Они стояли в продолговатой, мягко освещенной комнате. Телеэкран бормотал еле слышно; темно-синий ковер под ногами был точно бархат. В дальнем конце комнаты за столом с зеленой лампой сидел О’Брайен, а по обе стороны от него высились кипы бумаг. Он даже не поднял взгляда, когда слуга ввел Джулию и Уинстона.
Уинстон боялся, что не сможет заговорить — так сильно колотилось его сердце. Удалось, наконец-то им удалось, только и повторял он про себя. Прийти сюда было рискованно само по себе, но заявиться вдвоем — чистое безумие; пусть даже они добирались разными путями и встретились только перед домом О’Брайена. Но и просто войти в такой дворец требовало немалой решимости. Лишь в самых редких случаях людям удавалось побывать в домах членов Внутренней Партии или хотя бы в кварталах, где они проживали. Вся атмосфера громадного здания, богатство и простор, непривычные запахи хорошей еды и хорошего табака, снующие повсюду слуги в белых пиджаках, бесшумные и удивительно быстрые лифты, скользящие вверх-вниз, — все это внушало робость. И хотя Уинстон явился под уважительным предлогом, на каждом шагу его преследовал страх, что сейчас из-за угла возникнет охранник в черной форме, потребует у него документы и прикажет убираться. Однако слуга О’Брайена впустил их беспрекословно. Невысокий и темноволосый, в белом пиджаке, он походил на китайца своим ромбовидным, совершенно бесстрастным лицом. Он провел их по коридору с мягкой ковровой дорожкой, кремовыми обоями и белыми, безукоризненно чистыми панелями. Это тоже внушало робость. Уинстон не мог припомнить, когда он видел коридор, стены которого не были бы затерты человеческими телами.
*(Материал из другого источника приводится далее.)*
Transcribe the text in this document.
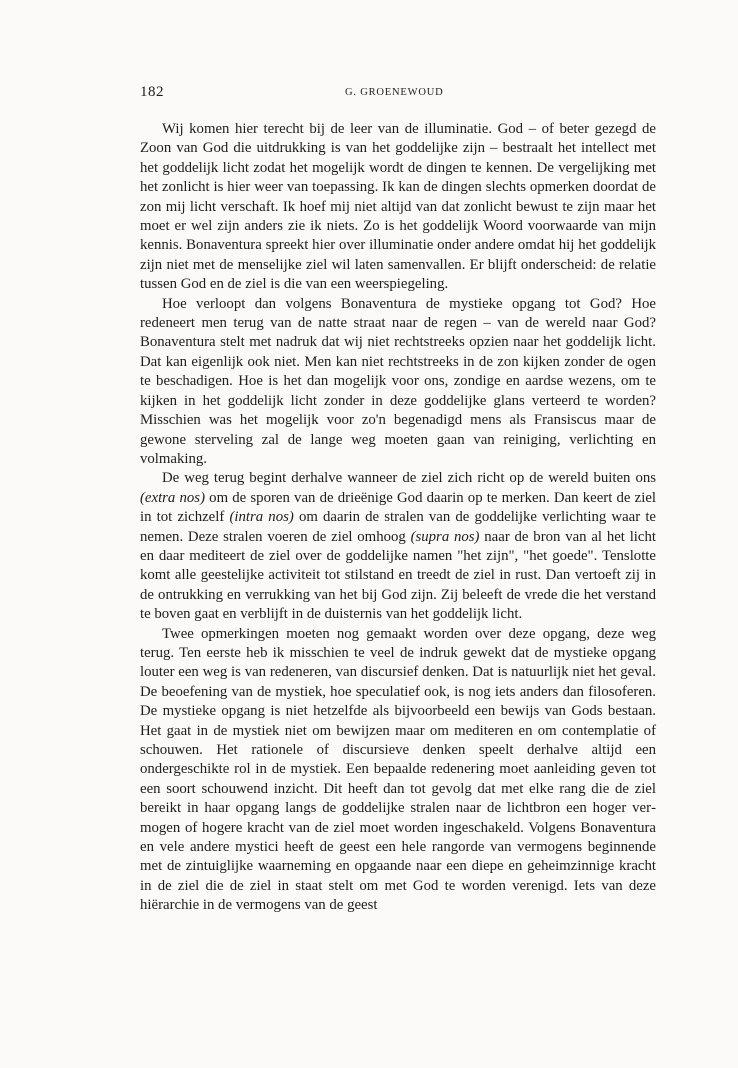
182	G. GROENEWOUD

Wij komen hier terecht bij de leer van de illuminatie. God – of beter gezegd de Zoon van God die uitdrukking is van het goddelijke zijn – bestraalt het intellect met het goddelijk licht zodat het mogelijk wordt de dingen te kennen. De vergelijking met het zonlicht is hier weer van toepassing. Ik kan de dingen slechts opmerken doordat de zon mij licht verschaft. Ik hoef mij niet altijd van dat zonlicht bewust te zijn maar het moet er wel zijn anders zie ik niets. Zo is het goddelijk Woord voorwaarde van mijn kennis. Bonaventura spreekt hier over illuminatie onder andere omdat hij het goddelijk zijn niet met de menselijke ziel wil laten samenvallen. Er blijft onderscheid: de relatie tussen God en de ziel is die van een weerspiegeling.

Hoe verloopt dan volgens Bonaventura de mystieke opgang tot God? Hoe redeneert men terug van de natte straat naar de regen – van de wereld naar God? Bonaventura stelt met nadruk dat wij niet rechtstreeks opzien naar het goddelijk licht. Dat kan eigenlijk ook niet. Men kan niet rechtstreeks in de zon kijken zonder de ogen te beschadigen. Hoe is het dan mogelijk voor ons, zondige en aardse wezens, om te kijken in het goddelijk licht zonder in deze goddelijke glans verteerd te worden? Misschien was het mogelijk voor zo'n begenadigd mens als Fransiscus maar de gewone sterveling zal de lange weg moeten gaan van reiniging, verlichting en volmaking.

De weg terug begint derhalve wanneer de ziel zich richt op de wereld buiten ons (extra nos) om de sporen van de drieënige God daarin op te merken. Dan keert de ziel in tot zichzelf (intra nos) om daarin de stralen van de goddelijke verlichting waar te nemen. Deze stralen voeren de ziel omhoog (supra nos) naar de bron van al het licht en daar mediteert de ziel over de goddelijke namen "het zijn", "het goede". Tenslotte komt alle geestelijke activiteit tot stilstand en treedt de ziel in rust. Dan vertoeft zij in de ontrukking en verrukking van het bij God zijn. Zij beleeft de vrede die het verstand te boven gaat en verblijft in de duisternis van het goddelijk licht.

Twee opmerkingen moeten nog gemaakt worden over deze opgang, deze weg terug. Ten eerste heb ik misschien te veel de indruk gewekt dat de mystieke opgang louter een weg is van redeneren, van discursief denken. Dat is natuurlijk niet het geval. De beoefening van de mystiek, hoe speculatief ook, is nog iets anders dan filosoferen. De mystieke opgang is niet hetzelfde als bijvoorbeeld een bewijs van Gods bestaan. Het gaat in de mystiek niet om bewijzen maar om mediteren en om contemplatie of schouwen. Het rationele of discursieve denken speelt derhalve altijd een ondergeschikte rol in de mystiek. Een bepaalde redenering moet aanleiding geven tot een soort schouwend inzicht. Dit heeft dan tot gevolg dat met elke rang die de ziel bereikt in haar opgang langs de goddelijke stralen naar de lichtbron een hoger vermogen of hogere kracht van de ziel moet worden ingeschakeld. Volgens Bonaventura en vele andere mystici heeft de geest een hele rangorde van vermogens beginnende met de zintuiglijke waarneming en opgaande naar een diepe en geheimzinnige kracht in de ziel die de ziel in staat stelt om met God te worden verenigd. Iets van deze hiërarchie in de vermogens van de geest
О’Брайен держал в пальцах листок и, похоже, внимательно вчитывался в него. Его тяжелое лицо склонилось так, что хорошо виднелся профиль, оно выглядело и грозным, и умным. Пожалуй, секунд двадцать О’Брайен сидел не шевелясь. Затем подтянул к себе речепис и отчеканил на гибридном министерском жаргоне:
— Позиции первую запятая пятую запятая седьмую одобрить всецело точка предложение по позиции шесть дубльплюс нелепость на грани мыслефелонии отменить точка не продолжать разработку до получения плюсовых данных накладных аппарата точка конец сообщения.
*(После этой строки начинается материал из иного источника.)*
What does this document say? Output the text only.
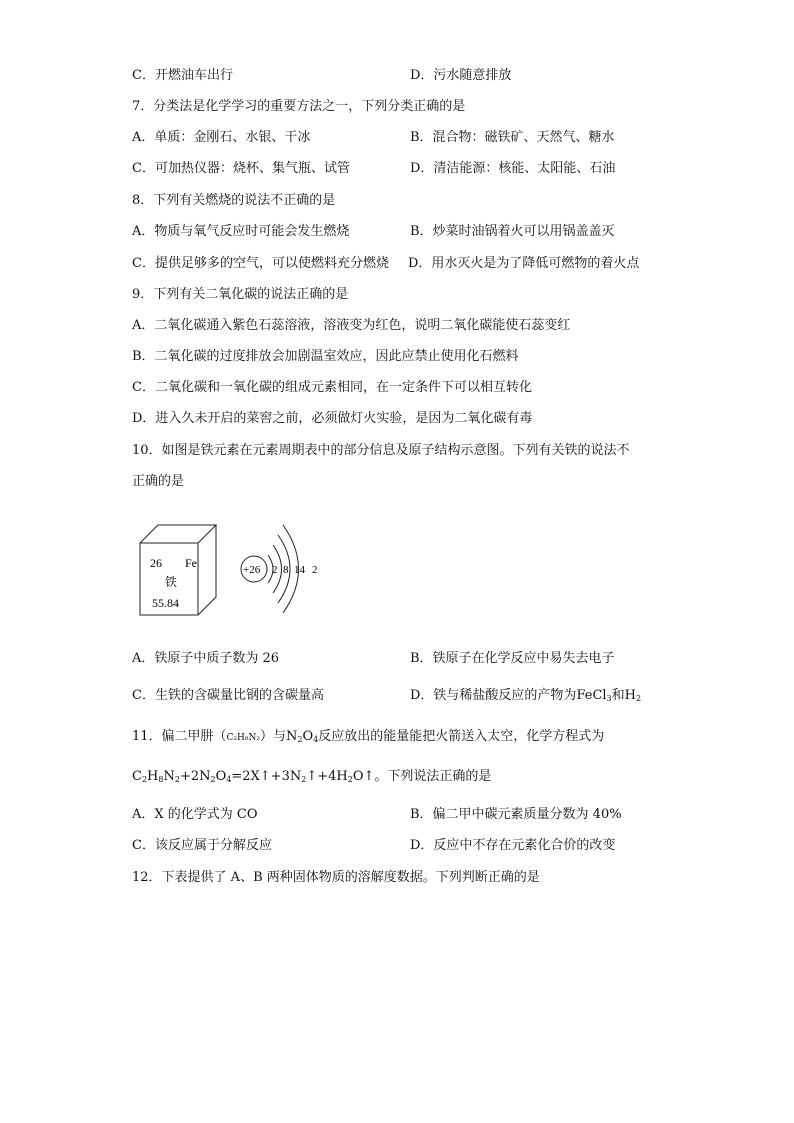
C．开燃油车出行	D．污水随意排放
7．分类法是化学学习的重要方法之一，下列分类正确的是
A．单质：金刚石、水银、干冰	B．混合物：磁铁矿、天然气、糖水
C．可加热仪器：烧杯、集气瓶、试管	D．清洁能源：核能、太阳能、石油
8．下列有关燃烧的说法不正确的是
A．物质与氧气反应时可能会发生燃烧	B．炒菜时油锅着火可以用锅盖盖灭
C．提供足够多的空气，可以使燃料充分燃烧 D．用水灭火是为了降低可燃物的着火点
9．下列有关二氧化碳的说法正确的是
A．二氧化碳通入紫色石蕊溶液，溶液变为红色，说明二氧化碳能使石蕊变红
B．二氧化碳的过度排放会加剧温室效应，因此应禁止使用化石燃料
C．二氧化碳和一氧化碳的组成元素相同，在一定条件下可以相互转化
D．进入久未开启的菜窖之前，必须做灯火实验，是因为二氧化碳有毒
10．如图是铁元素在元素周期表中的部分信息及原子结构示意图。下列有关铁的说法不
正确的是
26 Fe
铁
55.84
+26 2 8 14 2
A．铁原子中质子数为 26	B．铁原子在化学反应中易失去电子
C．生铁的含碳量比钢的含碳量高	D．铁与稀盐酸反应的产物为FeCl$_3$和$H_2$
11．偏二甲肼（C₂H₈N₂）与$N_2O_4$反应放出的能量能把火箭送入太空，化学方程式为
$C_2H_8N_2+2N_2O_4=2X↑+3N_2↑+4H_2O↑$。下列说法正确的是
A．X 的化学式为 CO	B．偏二甲中碳元素质量分数为 40%
C．该反应属于分解反应	D．反应中不存在元素化合价的改变
12．下表提供了 A、B 两种固体物质的溶解度数据。下列判断正确的是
Он неспешно поднялся из-за стола и бесшумно направился к ним по ковру. Казалось, часть его официальности осталась за столом, но лицо казалось непривычно хмурым, словно ему не понравилось, что его потревожили. Овладевший Уинстоном ужас мгновенно разбавился обычной растерянностью. Весьма вероятно, что он совершил дурацкую ошибку. Чем он, в сущности, руководствовался, когда решил, что О’Брайен какой-то политический заговорщик? Ничем, кроме мимолетного взгляда и единственной двусмысленной фразы; в остальном лишь своими тайными мечтаниями, рожденными из сна. Его не спасет даже предлог, что он пришел за словарем, — это никак не объясняло присутствия Джулии. Проходя мимо телеэкрана, О’Брайен словно вспомнил о чем-то. Он остановился, повернулся и нажал на стене выключатель. Раздался щелчок. И голос телеэкрана смолк.
Джулия сдавленно пискнула, не сдержав удивления. Уинстон, при всей своей панике, так изумился, что невольно воскликнул:
— Вы можете выключать его!
— Да, — кивнул О’Брайен, — мы можем его выключать. Есть такая привилегия.
Теперь он стоял совсем рядом. Его массивная фигура возвышалась над ними, а лицо оставалось непроницаемым. Он ждал с непреклонным видом, что Уинстон заговорит, но о чем? Даже сейчас ничто не мешало считать О’Брайена всего лишь занятым человеком, который недоумевает, зачем его оторвали от дела. Все стояли молча. Когда затих телеэкран, в комнате, казалось, повисла мертвая тишина. Секунды — длиннющие — тянулись бесконечно. Уинстону стоило больших усилий смотреть в глаза О’Брайену. Затем вдруг на хмуром лице хозяина обозначилось подобие улыбки. Своим характерным жестом он поправил очки.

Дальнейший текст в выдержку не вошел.